I was born in Baltimore, Maryland, but my family settled in Colorado when I was still in grade school. I spent my formative years in Estes Park, a touristy little mountain town tucked in a valley below the Continental Divide at the entrance to Rocky Mountain National Park. I headed to the east Coast for college, graduating from the University of Virginia, in Charlottesville, with a BA in Philosophy.
My parents live in Anacortes, Washington and Denver, Colorado with their respective spouses and my sister is a real estate broker on Bainbridge Island, just across the sound from Seattle. I live in Portland with my partner of 17 years (and love of my life), Cindy, and our rickety old dog and cat. Maddy the Cat makes a cameo appearance at www.workshopmortgage.com. Lena the Dog prefers to maintain her anonymity.
What provides you with the most satisfaction in your job as a Loan Officer?
I love three things about my job above all others:
1) The puzzles - I enjoy the constant challenges that are an everyday part of my job as a Loan officer. In big and small ways I get to solve problems and impact my clients’ lives in a positive way.
2) The opportunity to educate - My goal is to empower every client with the information they need to make confident, informed choices about their mortgage in the broader context of their financial lives. Every time I can answer a question for a client it puts a smile on my face.
3) The people - My clients are some of the nicest, most interesting people I’ve ever met. It’s a pleasure and a privilege to get to know them and collaborate on achieving their financial goals.
What do you enjoy doing most in your spare time when you are not helping people with their home loans?
When I’m not helping people with their home loans, I indulge in a few hobbies. I’ve been home brewing since my college days. I also took up motorcycle riding a few years ago and fell in love with the freedom and fun to be had on a dual sport.
My partner and I are season ticket holders to both the Portland Timbers and Portland Thorns and proud members of the Timbers Army. We both love to travel, but out of respect for our geriatric dog and cat, we don’t manage to go much further than the Columbia River Gorge or Oregon Coast these days.
And my partner and I also own and manage a collection of rental properties in Portland and Vancouver.

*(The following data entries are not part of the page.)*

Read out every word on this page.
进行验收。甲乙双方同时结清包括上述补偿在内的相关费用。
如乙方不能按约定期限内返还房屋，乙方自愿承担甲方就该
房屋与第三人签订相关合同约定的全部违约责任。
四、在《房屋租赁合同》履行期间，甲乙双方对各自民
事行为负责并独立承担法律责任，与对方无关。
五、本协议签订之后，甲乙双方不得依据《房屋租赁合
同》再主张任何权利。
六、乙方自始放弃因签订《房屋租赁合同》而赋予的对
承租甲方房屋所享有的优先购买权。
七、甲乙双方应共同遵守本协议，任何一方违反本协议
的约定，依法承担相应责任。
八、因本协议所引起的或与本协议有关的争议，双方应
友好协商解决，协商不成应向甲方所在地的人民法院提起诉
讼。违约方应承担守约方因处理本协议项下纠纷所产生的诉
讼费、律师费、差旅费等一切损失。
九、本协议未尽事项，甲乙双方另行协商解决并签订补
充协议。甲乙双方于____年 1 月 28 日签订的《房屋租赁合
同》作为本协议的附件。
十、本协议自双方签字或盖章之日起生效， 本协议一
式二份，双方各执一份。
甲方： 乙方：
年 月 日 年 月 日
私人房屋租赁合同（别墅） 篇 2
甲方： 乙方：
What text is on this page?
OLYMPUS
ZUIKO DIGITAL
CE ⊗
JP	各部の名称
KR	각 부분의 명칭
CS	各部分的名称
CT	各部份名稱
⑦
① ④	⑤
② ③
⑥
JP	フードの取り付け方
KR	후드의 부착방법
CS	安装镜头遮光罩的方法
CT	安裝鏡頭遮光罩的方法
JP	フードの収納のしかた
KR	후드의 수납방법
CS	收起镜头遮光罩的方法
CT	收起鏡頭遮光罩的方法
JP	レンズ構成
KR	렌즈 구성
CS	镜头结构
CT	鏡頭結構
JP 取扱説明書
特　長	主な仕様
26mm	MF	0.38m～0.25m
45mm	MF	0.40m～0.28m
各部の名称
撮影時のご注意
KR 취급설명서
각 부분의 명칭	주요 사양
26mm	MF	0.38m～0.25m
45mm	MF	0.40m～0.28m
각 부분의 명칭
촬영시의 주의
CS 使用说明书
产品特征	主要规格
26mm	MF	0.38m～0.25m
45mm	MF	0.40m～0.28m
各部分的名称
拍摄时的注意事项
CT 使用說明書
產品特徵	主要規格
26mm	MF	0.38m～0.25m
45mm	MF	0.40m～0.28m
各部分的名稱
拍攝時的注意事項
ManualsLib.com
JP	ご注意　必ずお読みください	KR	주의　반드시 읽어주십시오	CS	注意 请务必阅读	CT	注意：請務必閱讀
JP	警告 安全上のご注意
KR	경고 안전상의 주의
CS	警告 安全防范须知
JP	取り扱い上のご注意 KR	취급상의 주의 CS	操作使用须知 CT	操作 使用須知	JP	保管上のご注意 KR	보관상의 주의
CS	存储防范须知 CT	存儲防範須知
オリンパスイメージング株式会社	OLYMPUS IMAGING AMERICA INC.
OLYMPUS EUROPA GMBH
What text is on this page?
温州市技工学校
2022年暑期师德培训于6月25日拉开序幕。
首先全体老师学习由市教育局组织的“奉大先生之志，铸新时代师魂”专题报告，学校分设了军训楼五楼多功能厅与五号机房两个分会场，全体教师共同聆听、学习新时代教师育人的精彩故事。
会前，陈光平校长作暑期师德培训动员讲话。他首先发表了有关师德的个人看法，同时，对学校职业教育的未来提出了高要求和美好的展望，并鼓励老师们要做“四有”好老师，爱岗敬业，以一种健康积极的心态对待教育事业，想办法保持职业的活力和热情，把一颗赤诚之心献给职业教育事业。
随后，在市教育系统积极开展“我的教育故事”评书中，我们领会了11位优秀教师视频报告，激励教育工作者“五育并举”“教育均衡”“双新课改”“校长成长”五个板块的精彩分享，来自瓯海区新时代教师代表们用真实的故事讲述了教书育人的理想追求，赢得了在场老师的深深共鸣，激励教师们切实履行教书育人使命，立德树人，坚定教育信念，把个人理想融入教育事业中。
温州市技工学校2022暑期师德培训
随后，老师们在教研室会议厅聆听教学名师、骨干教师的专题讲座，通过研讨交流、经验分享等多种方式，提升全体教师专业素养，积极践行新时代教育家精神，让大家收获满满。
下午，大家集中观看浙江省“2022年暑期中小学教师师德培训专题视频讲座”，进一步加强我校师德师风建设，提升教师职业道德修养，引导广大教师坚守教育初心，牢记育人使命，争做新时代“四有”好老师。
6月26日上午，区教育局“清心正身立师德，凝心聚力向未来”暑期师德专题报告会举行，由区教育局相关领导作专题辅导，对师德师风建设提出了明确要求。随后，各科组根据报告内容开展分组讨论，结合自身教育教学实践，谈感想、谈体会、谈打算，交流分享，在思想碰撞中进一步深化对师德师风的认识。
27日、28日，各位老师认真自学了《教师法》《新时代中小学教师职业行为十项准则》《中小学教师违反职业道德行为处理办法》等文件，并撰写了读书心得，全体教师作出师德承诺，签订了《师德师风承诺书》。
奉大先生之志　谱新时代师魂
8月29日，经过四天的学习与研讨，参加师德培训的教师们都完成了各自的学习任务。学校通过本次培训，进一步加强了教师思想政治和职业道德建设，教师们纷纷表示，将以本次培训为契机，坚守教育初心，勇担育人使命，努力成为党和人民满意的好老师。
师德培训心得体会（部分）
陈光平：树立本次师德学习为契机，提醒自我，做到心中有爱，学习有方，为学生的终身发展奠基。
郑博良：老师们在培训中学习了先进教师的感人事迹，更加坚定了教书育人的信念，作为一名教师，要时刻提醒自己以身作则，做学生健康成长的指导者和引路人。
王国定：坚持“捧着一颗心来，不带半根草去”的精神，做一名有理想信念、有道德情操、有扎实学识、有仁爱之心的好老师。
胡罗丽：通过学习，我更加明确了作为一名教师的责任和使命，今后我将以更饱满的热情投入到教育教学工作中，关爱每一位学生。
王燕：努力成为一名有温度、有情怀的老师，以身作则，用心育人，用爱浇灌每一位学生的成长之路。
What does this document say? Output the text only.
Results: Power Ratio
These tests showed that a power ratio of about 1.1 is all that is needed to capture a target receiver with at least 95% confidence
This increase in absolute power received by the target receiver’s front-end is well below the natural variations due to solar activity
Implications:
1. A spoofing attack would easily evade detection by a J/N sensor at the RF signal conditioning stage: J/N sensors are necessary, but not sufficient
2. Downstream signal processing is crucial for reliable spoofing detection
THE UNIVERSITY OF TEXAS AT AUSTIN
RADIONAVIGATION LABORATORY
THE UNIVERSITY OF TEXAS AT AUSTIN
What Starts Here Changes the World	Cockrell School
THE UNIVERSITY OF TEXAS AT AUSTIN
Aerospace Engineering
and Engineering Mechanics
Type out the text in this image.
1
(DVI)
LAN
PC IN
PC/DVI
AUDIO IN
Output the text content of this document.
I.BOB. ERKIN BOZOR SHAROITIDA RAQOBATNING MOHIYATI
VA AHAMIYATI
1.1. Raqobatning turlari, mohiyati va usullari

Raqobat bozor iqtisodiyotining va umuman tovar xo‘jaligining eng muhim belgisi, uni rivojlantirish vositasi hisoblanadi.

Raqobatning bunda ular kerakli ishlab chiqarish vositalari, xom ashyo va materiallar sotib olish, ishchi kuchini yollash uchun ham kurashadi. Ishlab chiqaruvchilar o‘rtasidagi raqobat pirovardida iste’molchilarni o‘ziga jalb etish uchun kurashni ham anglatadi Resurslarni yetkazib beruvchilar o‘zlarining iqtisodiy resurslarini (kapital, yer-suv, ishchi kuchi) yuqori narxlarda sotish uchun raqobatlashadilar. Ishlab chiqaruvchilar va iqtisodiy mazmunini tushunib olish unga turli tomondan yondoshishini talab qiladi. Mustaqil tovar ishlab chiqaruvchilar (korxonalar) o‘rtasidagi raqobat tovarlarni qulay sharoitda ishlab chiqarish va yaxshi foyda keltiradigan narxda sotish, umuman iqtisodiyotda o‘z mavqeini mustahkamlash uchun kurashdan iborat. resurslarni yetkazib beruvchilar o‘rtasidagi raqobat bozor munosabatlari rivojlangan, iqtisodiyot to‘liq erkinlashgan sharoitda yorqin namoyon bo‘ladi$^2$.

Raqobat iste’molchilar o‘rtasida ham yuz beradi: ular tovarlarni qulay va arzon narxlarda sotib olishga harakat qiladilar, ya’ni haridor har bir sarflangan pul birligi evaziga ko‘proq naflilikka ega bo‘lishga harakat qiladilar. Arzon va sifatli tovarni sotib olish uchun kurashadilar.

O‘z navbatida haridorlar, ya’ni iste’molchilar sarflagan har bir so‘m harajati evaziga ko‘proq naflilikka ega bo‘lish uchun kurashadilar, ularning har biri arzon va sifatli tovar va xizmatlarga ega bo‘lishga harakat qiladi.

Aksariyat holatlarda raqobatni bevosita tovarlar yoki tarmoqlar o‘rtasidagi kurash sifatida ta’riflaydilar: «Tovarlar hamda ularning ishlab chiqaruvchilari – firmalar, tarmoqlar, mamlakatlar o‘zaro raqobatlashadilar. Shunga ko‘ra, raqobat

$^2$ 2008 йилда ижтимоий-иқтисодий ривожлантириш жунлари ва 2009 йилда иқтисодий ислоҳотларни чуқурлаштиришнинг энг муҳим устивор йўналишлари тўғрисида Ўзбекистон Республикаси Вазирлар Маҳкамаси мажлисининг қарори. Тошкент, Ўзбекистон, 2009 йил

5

Tell us something that makes you unique or something wacky, yet interesting about you?
My hometown, Estes Park, Colorado, is a tourist destination in the summertime. When we moved to town, my family started running a business called Trout Haven (an ironic misnomer, as you’re about to learn). We kept a pond stocked with about 6,000 rainbow trout. Visitors to town could come and fish and be assured of catching, well, as many trout as they cared to catch. You pretty much couldn’t not catch a fish with every cast. As a part of the fee for fishing, we cleaned the fish for our customers.
So my summer job, starting at age 11, was working at Trout Haven, gutting trout. Turns out, when you gut hundreds of trout a day, you get pretty speedy. By the end of the summer, I could take a live trout and have it ready to cook in under 4 seconds... a fact of which I was rather proud.
Summer ended and I headed off to 7th grade at my new school, where I learned that my history teacher, Mr. Flynn, also had a summer job at a trout pond when he was a kid. We bonded over our shared experiences--the sights, the sounds, the smells (mostly the smells). And of course, I bragged about my trout-gutting prowess. So when the time came for the annual student talent show, Mr. Flynn threw down the gauntlet and challenged me to a trout gutting contest.
You’re on, Mr. Flynn...and you are going down.
It was a blowout… not even close. I finished cleaning my 12th and final trout while Mr. Flynn was still on his third. There was, of course, no running water on the stage in the gym in the middle school, so things got a little bit gory.
Have you ever had one of those experiences in life when you won something, but then later on figured out that maybe you lost too? The middle school boys were impressed. The girls were… unimpressed. I had a little trouble making any girl friends at my new school for a while after that talent show.
Thankfully my social life recovered. But I still can’t bring myself to eat trout.